A double-double Whopper hot from the grill of "America's literary boogeyman," as he puts it in his introduction: four sizzling horror novellas sandwiched within the theme of "Time. . .and the corrosive effects it can have on the human heart." Sure, they're dripping with excess wordage and high-calorie sentiment, but cut away the fat and there's still more steak here than in any other horror book of the year. The premium cut sits on top: "The Langoliers," whose wildly original premise—that a group of airline passengers travel a few minutes into the past to encounter the entities that eat Being, leaving Nothingness—unfolds in classic King fashion, with a psychic blind girl, a demented financier, a mystery writer, and a British spy awash in mounting suspense (why is the beer "Flat! Flat as a pancake!"?; and what is that sound like "Animals at feeding time" at the place near the airport?). And if the entities turn out to be more whimsical than scary ("sort of like beachballs"), they bounce the tale into King's most upbeat ending ever, a rhapsodic celebration of life. Next comes "Secret Window, Secret Garden," the most self-conscious novella of the four, a dour and tense reworking of Misery and The Dark Half.
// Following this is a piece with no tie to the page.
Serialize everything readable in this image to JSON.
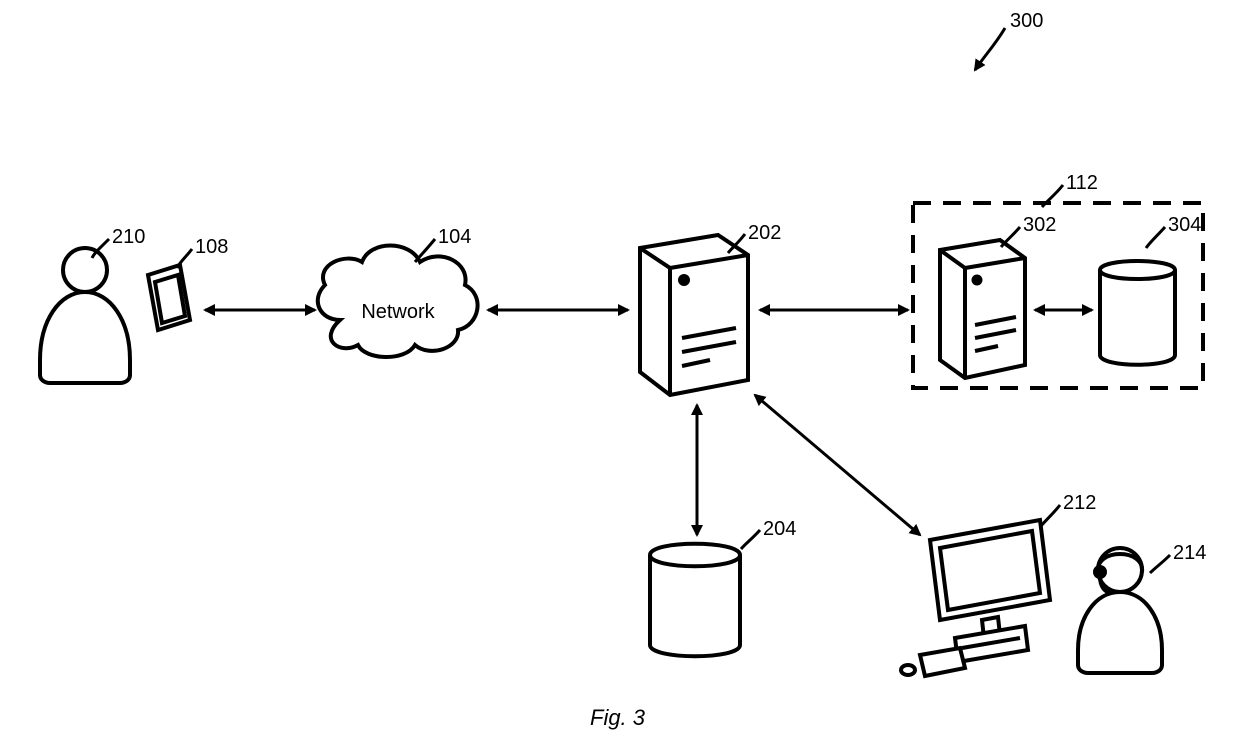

Here, the crazed fan of the former and the animus-made-flesh of the latter meld into the avenging figure of John Shooter, a failed writer who claims that top author Mort Rainey has stolen one of his stories. Or is Rainey only dreaming Shooter, as penance for a past sin? More inventive—and the scariest of the lot—is "The Library Policeman," turbo-engined horror about a vampire of fear masquerading as a librarian; a subtext (and one graphic scene) of child sex-abuse hones the story into a modern morality tale. Last comes "The Sun Dog," more gleefully splattery horror about the terrors of childhood, wherein a boy comes to own a Polaroid camera that takes pictures only of a menacing hound from hell. King says that" 'The Sun Dog'. . .sets the stage" for a "long novel called Needful Things"—already written. The four novellas here, he confesses, were mostly written "during the two years when I was supposedly retired." Some people just don't know how to take a vacation—not that King's fans will mind: there's grand entertainment value here, reflected by the massive first printing of 1.5 million.